Entretemps, Michel Boujenah a gratifié le public de Carthage d’un spectacle qu’aucun autre public au monde ne verra jamais. Un show où il fait « un kif », comme il le dit, à injecter de larges passages dans sa langue natale : le dialecte tunisien. A l’instar de ce fantasme dont il rêve, devenir juré, comme Jenifer, dans l’émission de télé-crochet musical de TF1, The Voice, où Jary Ya Hamouda remplace l’air que le comédien fait chanter au public français. Les spectateurs se sont régalés à chanter en chœur avec l’artiste.
Toujours sur fond de nostalgie pour sa chère et adorée Tunisie, Michel Boujenah a usé et abusé des trois éléments qui lui manquent toujours ; le soleil, le poisson et les beignets, utilisant bien sûr le mot « Ftayer » lors de  cette représentation carthaginoise. Et, bien évidemment, Il s’est régalé dans l’art qu’il apprécie le plus sur scène : l’improvisation. Et à ce niveau, il a trouve un allié de choix, le vent qui soufflait fort hier soir sur la ville de Carthage.
Un vent qui s’improvise complice et qui « me ramène toujours ici », imagine l’acteur, devenant ainsi inopinément un chaînon de sa vie rêvée. Même Lotfi Abdelli et son producteur, présents au musée, ont eu leur part dans le scénario improvisé. « Lotfi m’a dit dans les coulisses, à propos de son producteur grassouillet, c’est moi qui me tue au travail et c’est lui qui se rempli la panse ».

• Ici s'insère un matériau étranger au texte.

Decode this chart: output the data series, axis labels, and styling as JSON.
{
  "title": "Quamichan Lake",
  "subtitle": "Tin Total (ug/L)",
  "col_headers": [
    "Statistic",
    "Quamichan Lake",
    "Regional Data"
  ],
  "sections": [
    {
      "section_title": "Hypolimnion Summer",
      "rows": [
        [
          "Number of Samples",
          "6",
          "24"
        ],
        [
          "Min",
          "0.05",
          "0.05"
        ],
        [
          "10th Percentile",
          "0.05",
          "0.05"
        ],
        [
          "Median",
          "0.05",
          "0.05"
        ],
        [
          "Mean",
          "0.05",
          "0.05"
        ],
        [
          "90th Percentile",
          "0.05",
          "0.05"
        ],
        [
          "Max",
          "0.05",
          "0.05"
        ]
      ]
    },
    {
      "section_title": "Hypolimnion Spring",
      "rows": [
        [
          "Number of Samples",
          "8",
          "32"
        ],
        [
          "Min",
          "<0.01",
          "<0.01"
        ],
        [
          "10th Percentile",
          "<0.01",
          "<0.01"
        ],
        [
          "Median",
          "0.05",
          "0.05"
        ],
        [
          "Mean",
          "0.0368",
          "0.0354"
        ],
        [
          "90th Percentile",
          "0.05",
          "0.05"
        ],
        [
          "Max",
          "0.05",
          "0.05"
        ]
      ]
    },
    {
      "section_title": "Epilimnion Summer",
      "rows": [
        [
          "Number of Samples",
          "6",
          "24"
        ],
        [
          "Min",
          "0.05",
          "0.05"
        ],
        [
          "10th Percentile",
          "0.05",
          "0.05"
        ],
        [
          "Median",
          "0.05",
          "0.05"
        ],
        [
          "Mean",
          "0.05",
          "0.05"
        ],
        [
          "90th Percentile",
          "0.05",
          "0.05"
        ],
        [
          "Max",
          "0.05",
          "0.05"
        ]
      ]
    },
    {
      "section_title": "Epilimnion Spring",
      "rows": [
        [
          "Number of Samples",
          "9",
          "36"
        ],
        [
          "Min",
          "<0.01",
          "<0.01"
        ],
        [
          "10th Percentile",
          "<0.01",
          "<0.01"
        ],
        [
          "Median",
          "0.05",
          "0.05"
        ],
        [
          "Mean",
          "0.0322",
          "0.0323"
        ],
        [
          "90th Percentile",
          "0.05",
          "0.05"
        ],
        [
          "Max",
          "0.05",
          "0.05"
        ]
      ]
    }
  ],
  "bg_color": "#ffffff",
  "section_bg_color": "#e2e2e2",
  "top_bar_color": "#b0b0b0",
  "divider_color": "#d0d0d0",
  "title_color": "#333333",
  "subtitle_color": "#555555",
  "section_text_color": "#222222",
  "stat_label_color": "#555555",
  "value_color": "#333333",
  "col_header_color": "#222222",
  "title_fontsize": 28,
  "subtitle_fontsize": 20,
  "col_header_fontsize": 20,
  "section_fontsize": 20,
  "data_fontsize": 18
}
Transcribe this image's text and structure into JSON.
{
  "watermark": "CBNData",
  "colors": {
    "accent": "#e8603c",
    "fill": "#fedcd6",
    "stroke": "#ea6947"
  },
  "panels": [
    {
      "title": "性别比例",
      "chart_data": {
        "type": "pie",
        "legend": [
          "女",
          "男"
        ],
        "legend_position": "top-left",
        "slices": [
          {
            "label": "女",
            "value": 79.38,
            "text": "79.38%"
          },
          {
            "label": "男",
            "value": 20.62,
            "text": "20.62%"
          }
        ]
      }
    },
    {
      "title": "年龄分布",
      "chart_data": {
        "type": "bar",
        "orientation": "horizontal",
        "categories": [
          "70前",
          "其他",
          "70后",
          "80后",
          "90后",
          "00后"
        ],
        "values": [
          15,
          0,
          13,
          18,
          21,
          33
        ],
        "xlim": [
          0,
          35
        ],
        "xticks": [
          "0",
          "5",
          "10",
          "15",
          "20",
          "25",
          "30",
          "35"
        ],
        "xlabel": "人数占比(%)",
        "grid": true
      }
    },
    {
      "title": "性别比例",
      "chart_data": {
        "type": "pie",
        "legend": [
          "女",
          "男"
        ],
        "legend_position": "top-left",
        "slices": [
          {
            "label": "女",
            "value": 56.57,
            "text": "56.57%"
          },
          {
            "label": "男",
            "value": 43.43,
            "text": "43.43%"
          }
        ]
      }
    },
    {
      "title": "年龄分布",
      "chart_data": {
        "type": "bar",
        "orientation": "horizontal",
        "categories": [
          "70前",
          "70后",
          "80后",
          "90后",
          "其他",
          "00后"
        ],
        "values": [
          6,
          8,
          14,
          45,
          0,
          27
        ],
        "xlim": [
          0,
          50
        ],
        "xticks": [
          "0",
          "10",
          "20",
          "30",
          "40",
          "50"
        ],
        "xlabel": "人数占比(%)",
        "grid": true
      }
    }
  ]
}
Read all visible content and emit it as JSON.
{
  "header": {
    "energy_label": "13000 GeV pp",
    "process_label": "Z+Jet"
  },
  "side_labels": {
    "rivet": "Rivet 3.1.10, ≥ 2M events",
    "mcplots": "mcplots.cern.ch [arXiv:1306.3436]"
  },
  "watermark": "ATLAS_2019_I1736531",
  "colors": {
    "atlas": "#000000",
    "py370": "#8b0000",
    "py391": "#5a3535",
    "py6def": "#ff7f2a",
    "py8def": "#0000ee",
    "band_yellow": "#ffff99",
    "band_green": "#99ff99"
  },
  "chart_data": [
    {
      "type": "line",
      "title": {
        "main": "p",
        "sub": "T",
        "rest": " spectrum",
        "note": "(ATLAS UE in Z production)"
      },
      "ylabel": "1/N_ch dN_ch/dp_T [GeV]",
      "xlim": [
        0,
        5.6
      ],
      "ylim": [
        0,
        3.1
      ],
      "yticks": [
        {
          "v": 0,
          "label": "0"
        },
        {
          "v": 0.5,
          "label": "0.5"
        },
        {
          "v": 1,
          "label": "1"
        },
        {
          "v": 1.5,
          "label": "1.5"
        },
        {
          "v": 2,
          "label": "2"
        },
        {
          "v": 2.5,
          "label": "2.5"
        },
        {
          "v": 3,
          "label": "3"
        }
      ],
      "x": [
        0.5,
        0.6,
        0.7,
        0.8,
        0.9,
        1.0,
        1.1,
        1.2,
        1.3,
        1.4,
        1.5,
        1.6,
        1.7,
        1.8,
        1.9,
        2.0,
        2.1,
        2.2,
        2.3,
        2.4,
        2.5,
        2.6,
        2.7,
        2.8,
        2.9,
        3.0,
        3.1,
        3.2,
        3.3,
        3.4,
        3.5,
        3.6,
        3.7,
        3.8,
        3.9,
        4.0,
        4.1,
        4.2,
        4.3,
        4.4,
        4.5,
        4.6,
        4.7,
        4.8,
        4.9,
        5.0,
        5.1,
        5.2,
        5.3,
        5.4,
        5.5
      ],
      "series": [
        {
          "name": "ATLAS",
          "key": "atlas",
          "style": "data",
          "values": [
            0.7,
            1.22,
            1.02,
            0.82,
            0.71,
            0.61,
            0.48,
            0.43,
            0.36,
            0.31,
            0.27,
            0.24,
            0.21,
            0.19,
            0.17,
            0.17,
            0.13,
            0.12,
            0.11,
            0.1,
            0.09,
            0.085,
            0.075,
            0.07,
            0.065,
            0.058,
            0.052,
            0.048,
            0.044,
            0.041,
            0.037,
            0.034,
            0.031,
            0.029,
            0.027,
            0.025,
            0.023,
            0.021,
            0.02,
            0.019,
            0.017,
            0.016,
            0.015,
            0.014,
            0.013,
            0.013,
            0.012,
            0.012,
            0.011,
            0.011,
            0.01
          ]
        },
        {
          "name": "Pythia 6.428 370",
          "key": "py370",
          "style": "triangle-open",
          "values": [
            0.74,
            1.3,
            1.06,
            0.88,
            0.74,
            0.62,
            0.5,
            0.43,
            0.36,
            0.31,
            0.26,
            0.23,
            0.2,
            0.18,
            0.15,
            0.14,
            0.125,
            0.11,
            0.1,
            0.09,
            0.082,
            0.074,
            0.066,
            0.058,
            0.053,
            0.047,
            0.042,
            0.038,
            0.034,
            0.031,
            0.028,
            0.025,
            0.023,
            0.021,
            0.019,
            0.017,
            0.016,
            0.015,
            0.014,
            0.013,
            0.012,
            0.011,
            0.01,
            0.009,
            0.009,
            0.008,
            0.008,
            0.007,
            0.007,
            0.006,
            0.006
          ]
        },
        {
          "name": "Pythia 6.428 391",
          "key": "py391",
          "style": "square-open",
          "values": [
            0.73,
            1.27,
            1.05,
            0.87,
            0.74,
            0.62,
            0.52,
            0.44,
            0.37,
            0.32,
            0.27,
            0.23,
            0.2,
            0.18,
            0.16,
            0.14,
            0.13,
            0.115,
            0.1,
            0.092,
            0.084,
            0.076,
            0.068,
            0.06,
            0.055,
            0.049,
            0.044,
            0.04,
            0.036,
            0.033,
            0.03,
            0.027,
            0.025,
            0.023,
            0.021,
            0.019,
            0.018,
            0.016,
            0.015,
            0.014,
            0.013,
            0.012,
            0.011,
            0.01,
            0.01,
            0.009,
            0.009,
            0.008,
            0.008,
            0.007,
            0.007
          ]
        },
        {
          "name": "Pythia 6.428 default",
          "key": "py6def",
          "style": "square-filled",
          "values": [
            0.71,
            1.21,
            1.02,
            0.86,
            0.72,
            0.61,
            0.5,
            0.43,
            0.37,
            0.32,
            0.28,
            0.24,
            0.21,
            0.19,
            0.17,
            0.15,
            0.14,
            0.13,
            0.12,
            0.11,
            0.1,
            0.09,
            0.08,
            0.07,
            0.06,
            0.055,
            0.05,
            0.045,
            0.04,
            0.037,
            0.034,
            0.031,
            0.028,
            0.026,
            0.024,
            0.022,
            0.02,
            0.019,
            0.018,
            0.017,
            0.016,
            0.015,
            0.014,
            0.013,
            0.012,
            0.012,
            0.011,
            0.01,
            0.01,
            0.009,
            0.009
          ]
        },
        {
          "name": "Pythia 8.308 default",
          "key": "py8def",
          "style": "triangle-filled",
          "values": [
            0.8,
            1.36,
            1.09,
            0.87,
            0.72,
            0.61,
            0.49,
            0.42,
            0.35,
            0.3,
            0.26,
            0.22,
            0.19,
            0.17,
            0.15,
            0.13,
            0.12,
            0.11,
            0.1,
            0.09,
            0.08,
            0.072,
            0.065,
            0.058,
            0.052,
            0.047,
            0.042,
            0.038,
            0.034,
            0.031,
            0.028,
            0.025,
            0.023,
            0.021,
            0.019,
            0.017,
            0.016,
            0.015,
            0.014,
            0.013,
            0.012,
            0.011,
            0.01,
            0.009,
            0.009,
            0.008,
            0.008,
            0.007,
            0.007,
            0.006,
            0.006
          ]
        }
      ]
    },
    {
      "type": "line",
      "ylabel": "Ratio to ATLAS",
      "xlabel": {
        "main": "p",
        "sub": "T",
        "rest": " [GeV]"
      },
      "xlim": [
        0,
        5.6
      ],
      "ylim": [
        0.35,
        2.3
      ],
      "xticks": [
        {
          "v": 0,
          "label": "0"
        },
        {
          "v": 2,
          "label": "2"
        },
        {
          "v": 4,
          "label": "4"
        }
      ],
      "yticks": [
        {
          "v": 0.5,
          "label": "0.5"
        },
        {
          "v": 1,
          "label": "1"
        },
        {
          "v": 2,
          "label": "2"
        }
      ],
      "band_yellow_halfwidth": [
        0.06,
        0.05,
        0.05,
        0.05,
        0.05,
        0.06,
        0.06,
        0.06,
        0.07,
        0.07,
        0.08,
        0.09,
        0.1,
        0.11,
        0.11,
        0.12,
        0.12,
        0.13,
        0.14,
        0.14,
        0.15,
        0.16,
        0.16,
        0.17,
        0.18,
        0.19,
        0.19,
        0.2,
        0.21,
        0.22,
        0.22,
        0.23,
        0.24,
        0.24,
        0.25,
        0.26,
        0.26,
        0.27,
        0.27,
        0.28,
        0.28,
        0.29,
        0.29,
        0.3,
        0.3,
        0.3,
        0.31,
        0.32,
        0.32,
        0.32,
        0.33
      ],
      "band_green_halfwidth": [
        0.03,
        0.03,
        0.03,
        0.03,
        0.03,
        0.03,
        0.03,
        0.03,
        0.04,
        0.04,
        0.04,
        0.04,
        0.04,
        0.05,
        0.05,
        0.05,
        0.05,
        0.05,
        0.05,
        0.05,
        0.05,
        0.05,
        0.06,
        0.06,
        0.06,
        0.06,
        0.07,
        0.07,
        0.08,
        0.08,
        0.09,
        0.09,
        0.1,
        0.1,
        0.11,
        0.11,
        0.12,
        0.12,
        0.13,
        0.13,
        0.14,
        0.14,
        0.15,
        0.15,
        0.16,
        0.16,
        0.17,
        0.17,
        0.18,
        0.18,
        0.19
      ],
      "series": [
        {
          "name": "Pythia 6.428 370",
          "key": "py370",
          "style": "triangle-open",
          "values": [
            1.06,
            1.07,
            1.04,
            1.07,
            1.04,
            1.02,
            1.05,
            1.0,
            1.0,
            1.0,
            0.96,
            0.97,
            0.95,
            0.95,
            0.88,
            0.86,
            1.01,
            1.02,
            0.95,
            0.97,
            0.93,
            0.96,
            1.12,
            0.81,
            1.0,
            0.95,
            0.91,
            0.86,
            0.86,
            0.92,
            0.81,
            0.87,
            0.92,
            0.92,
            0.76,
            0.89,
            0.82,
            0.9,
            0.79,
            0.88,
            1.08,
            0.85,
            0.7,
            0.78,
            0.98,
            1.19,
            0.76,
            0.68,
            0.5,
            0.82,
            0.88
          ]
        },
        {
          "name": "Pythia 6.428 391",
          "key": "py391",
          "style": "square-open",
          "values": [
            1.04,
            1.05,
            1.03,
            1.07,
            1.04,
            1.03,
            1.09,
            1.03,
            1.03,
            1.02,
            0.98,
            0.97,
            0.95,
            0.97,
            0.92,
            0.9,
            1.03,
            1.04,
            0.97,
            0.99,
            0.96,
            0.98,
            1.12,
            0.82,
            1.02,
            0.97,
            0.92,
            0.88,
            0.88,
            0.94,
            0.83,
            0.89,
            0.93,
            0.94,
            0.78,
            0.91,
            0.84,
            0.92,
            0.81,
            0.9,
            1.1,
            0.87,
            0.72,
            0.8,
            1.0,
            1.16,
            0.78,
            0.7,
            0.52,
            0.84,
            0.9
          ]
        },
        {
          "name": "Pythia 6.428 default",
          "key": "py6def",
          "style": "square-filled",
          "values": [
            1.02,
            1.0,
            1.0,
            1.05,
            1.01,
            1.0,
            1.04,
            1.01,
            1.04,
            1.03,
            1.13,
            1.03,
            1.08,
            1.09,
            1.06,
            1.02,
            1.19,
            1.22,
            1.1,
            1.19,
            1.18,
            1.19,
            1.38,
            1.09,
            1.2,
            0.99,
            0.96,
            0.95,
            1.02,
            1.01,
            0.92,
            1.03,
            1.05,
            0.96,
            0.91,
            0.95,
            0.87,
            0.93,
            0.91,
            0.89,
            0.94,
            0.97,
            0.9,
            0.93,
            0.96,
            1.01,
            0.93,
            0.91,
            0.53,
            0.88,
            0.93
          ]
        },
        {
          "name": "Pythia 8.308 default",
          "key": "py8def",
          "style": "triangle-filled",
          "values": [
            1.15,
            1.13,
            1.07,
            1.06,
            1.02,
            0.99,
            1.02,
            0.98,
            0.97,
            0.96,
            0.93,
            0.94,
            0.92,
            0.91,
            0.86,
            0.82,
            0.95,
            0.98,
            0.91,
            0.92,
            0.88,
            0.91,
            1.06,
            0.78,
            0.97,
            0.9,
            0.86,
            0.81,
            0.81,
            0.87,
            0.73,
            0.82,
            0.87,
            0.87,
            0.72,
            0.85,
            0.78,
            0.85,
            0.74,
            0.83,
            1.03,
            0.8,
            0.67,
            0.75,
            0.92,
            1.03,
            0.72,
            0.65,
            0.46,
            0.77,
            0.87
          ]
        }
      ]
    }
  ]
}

Une communion avec le public
En effet, Michel Boujenah adore improviser avec le public qu’il interpelle régulièrement au cours du spectacle. Ici, une dame applaudit au mauvais moment, là il est ébloui par la chemise blanche d’une autre la comparant à une boule de discothèque, de l’autre côté, il s’amuse avec les photographes qu’il somme de déguerpir et d’arrêter de le bombarder de flashes. Bref, Il joue énormément avec les spectateurs et cela lui procure beaucoup de plaisir. Le public, conquis, rit énormément.

Michel Boujenah est fidèle à lui-même : à la fois drôle, tendre et nostalgique. C’est ce cocktail qui a fait son succès et qui le rend aujourd’hui encore très attachant. Mais c’est également les mêmes personnages de sa première œuvre, Albert, son propre personnage où il raconte sa vie, celle de tous les juifs tunisiens immigrés en France inconsolables par ce déchirement d’avoir quitté la mère patrie, « souffrant de leur déracinement et du sentiment d'« étrangeté » lors de leur arrivée en France ».

Dans un délire aux limites de la schizophrénie, il devient ainsi un héros des temps modernes puisqu'il réinvente son passé et qu'il imagine ce qu'il n'a jamais vécu et qu’il aurait aimé vivre. Un savant mélange entre réalité et fiction où l’impossible devient possible avec cette fraîcheur d’enfant éternel qui a toujours caractérisé Michel Boujenah. Un moment complice, riche de chaleur, de générosité, d’émotions et de rires, d’hilarité même.